Zmarł Łodzianin, który stworzył najlepiej sprzedający się komputer w dziejach

10.04.2012 07.58
Zmarł Łodzianin, który stworzył najlepiej sprzedający się komputer w dziejach
REKLAMA
REKLAMA

Bez przeszłości nie byłoby teraźniejszości. Gdyby nie osoby zaangażowane w stworzenie komputerów osobistych z wygodnymi interfejsami, dziś prawdopodobnie nie korzystalibyśmy ze smartfonów czy tabletów. Współczesne urządzenia owszem niosą za sobą innowacje, ale bez swoich protoplastów dziś prawdopodobnie byłyby jedynie częścią ludzkiej fantazji. Warto więc pamiętać o osobach, które przed laty tworzyły dla nas urządzenia przyszłości. Byli to na ogół wizjonerzy, wynalazcy ale też niemniej ważni inwestorzy i biznesmeni. Niestety legendy z połowy ubiegłego wieku powoli odchodzą na łono Abrahama. W wieku 83 lat zmarł Jack Trzmiel.

Jack lub Jacek, czy Icek Trzmiel nie był postacią, która byłaby kojarzona przez przeciętnego znawcę komputerów. Nie przypomina on założycieli Apple, czy Billa Gatesa, a jednak jego firmę należy uznać za jedną z ważniejszych w dziejach domowych komputerów i rozrywki.  Ważne jest to, że z Trzmiela możemy być dumni my Polacy.  Jacek Trzmiel był bowiem żydem polskiego pochodzenia. Urodził się w Łodzi w 1928 roku. Przeżył łódzkie Getto i niemiecki obóz koncentracyjny Auschwitz-Birkenau. W wieku 16 lat wyemigrował do Stanów Zjednoczonych.

To tam rozpoczęła się technologiczna kariera Trzmiela. Początkowo pracował w Amerykańskiej Armii ucząc się naprawiać urządzenia biurowe. Wiedza ta pozwoliła mu założyć swoją pierwszą firmę Commodore Portable Typewriter, która zajmowała się naprawą maszyn do pisana. Kolejna firma również miała w nazwie Commodore, była już jednak znacznie bardziej twórcza. Commodore Bussiness Machines International wprowadziła w 1970 roku kalkulatory Commodore.
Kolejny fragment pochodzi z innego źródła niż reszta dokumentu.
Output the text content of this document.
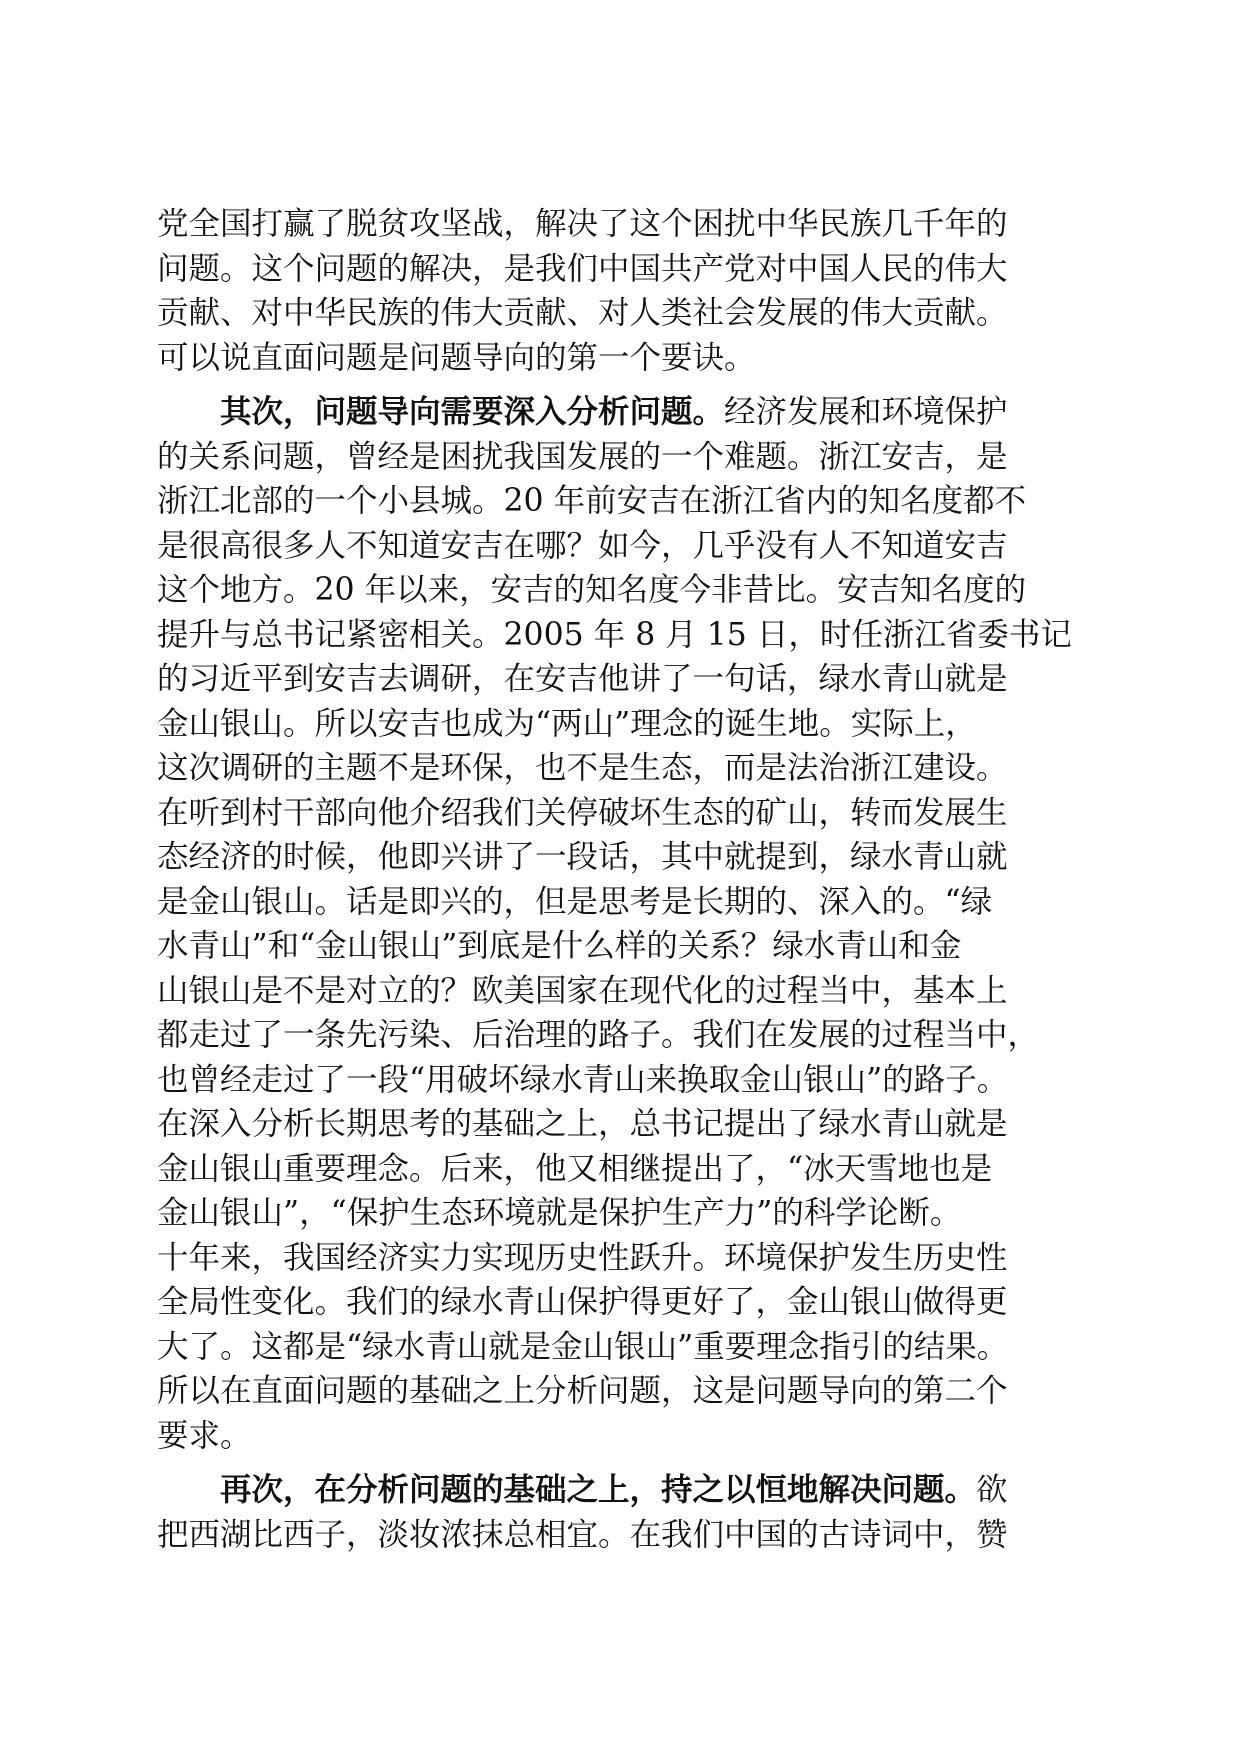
党全国打赢了脱贫攻坚战，解决了这个困扰中华民族几千年的
问题。这个问题的解决，是我们中国共产党对中国人民的伟大
贡献、对中华民族的伟大贡献、对人类社会发展的伟大贡献。
可以说直面问题是问题导向的第一个要诀。

其次，问题导向需要深入分析问题。经济发展和环境保护
的关系问题，曾经是困扰我国发展的一个难题。浙江安吉，是
浙江北部的一个小县城。20 年前安吉在浙江省内的知名度都不
是很高很多人不知道安吉在哪？如今，几乎没有人不知道安吉
这个地方。20 年以来，安吉的知名度今非昔比。安吉知名度的
提升与总书记紧密相关。2005 年 8 月 15 日，时任浙江省委书记
的习近平到安吉去调研，在安吉他讲了一句话，绿水青山就是
金山银山。所以安吉也成为“两山”理念的诞生地。实际上，
这次调研的主题不是环保，也不是生态，而是法治浙江建设。
在听到村干部向他介绍我们关停破坏生态的矿山，转而发展生
态经济的时候，他即兴讲了一段话，其中就提到，绿水青山就
是金山银山。话是即兴的，但是思考是长期的、深入的。“绿
水青山”和“金山银山”到底是什么样的关系？绿水青山和金
山银山是不是对立的？欧美国家在现代化的过程当中，基本上
都走过了一条先污染、后治理的路子。我们在发展的过程当中，
也曾经走过了一段“用破坏绿水青山来换取金山银山”的路子。
在深入分析长期思考的基础之上，总书记提出了绿水青山就是
金山银山重要理念。后来，他又相继提出了，“冰天雪地也是
金山银山”，“保护生态环境就是保护生产力”的科学论断。
十年来，我国经济实力实现历史性跃升。环境保护发生历史性
全局性变化。我们的绿水青山保护得更好了，金山银山做得更
大了。这都是“绿水青山就是金山银山”重要理念指引的结果。
所以在直面问题的基础之上分析问题，这是问题导向的第二个
要求。

再次，在分析问题的基础之上，持之以恒地解决问题。欲
把西湖比西子，淡妆浓抹总相宜。在我们中国的古诗词中，赞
Jednak to, co najważniejsze, przyszło w 1977 roku – wtedy firma trzmiela wprowadziła na rynek Commodore Pet jeden z pierwszych komputerów osobistych. Nie był on jednak wielkim sukcesem. Dopiero jego następca VIC-20 okazał się strzałem w dziesiątkę – do historii przejdzie jako pierwszy komputer, który sprzedał się w milionie sztuk. My jednak znacznie bardziej pamiętamy jego następcę – legendarnego Commodore 64, którego sprzedaż osiągnęła 17 milionów egzemplarzy. Oczywiście w okresie dłuższym niż dziś Apple czy Samsung sprzedaje swoje smartfony, jednak był to niebywały na tamte czasy sukces, który pozwolił zadomowić się komputerom w gospodarstwach domowych.

Niestety za skucesami firmy nie stoją jedynie sukcesy finansowe, ale także rodzą się oczywiste konflikty pomiędzy udziałowcami. Trzmiel w 1984 roku porzuca Commodore i kupuje Atari. Niestety w kolejnych latach obie firmy toczyły z sobą wojnę, nie podążając za szybko zmieniającym się rynkiem komputerów. W połowie lat 90-tych obie firym zbankrutowały.

Trzmiel poświęcił się problemom Holokaustu. Był współzałożycielem amerykańskiego muzeum pamięci Holokaustu – United States Holocaust Memorial Museum. Tym zagadnieniom ze swojej przeszłości zajmował się do swojej śmierci 8 kwietnia 2012 roku.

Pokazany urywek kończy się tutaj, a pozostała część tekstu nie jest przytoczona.